Basta farsi fotografare per «Salvare la luna»

Un originale progetto dell’artista berlinese Jochen Gerz per il museo di Cinisello

«Comprereste una macchina da una persona che sta in piedi per strada con una sua foto in mano?». Questa è la provocazione che lancia Jochen Gerz, l'artista berlinese che ieri ha presentato il suo progetto «Salviamo la luna» per il Museo di Fotografia Contemporanea di Cinisello. Il progetto nasce dalla volontà del Museo, nato due anni fa, di aprire un dialogo con il territorio e di avvicinare i cittadini a uno spazio pubblico e dinamico, capace di promuovere esperienze che superano il classico schema dell'esposizione. Nessuno artista meglio di Gerz può rappresentare questo spirito: «Le persone sono invitate a partecipare ad un progetto che non può esistere senza di loro, che le vede protagoniste e non più spettatori. Chiedo loro di lanciare una sfida a se stessi: andare a cercare, anzi, a salvare, la luna». Come si salva la luna? I cittadini sono invitati a farsi fotografare al museo e a uscire una notte per le strade con la propria immagine.

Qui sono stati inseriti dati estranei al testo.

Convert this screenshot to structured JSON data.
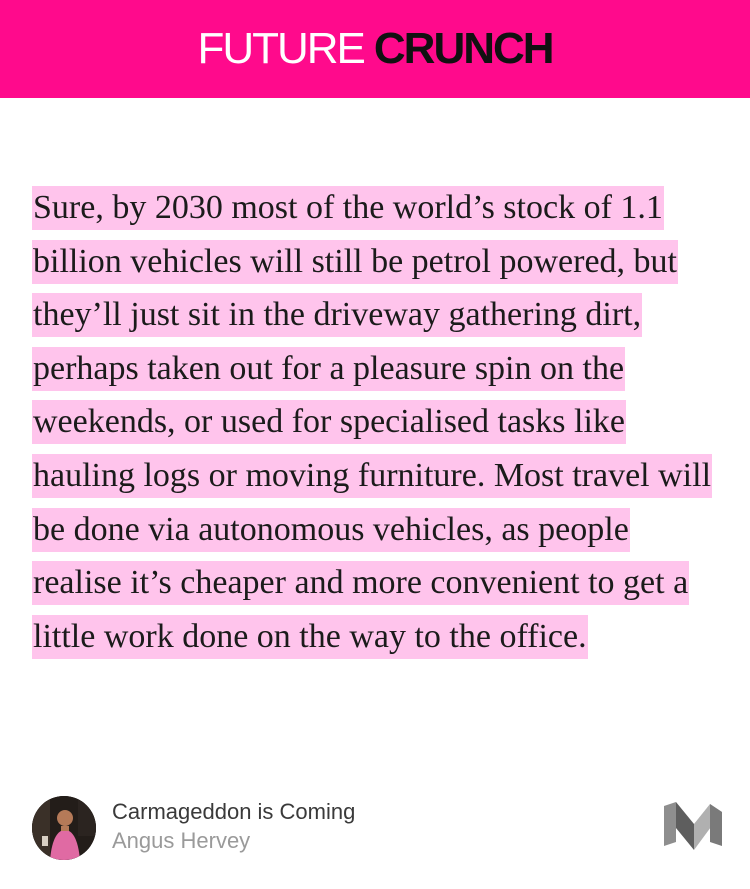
{
  "header": {
    "brand_first": "FUTURE",
    "brand_second": "CRUNCH",
    "background_color": "#ff0a8c"
  },
  "quote": {
    "text": "Sure, by 2030 most of the world’s stock of 1.1 billion vehicles will still be petrol powered, but they’ll just sit in the driveway gathering dirt, perhaps taken out for a pleasure spin on the weekends, or used for specialised tasks like hauling logs or moving furniture. Most travel will be done via autonomous vehicles, as people realise it’s cheaper and more convenient to get a little work done on the way to the office.",
    "highlight_color": "#ffc4ec"
  },
  "footer": {
    "article_title": "Carmageddon is Coming",
    "author": "Angus Hervey",
    "avatar_icon": "author-avatar",
    "logo_icon": "medium-logo-icon"
  }
}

C'è già chi si è fatto immortalare (per appuntamento 02-6605661), ma bisognerà aspettare la primavera 2007 per le «uscite». «Di solito le persone scendono in strada per un motivo comune - dice Gerz - questa volta ognuno lo farà per una ragione personale, che è individuale e collettiva al tempo stesso. Posso assicurare, però, che dopo ci si sente meglio».
I volti dei «salvatori della luna» verranno esposti la prossima estate al museo, mentre il progetto si chiuderà nell'autunno successivo con una festa.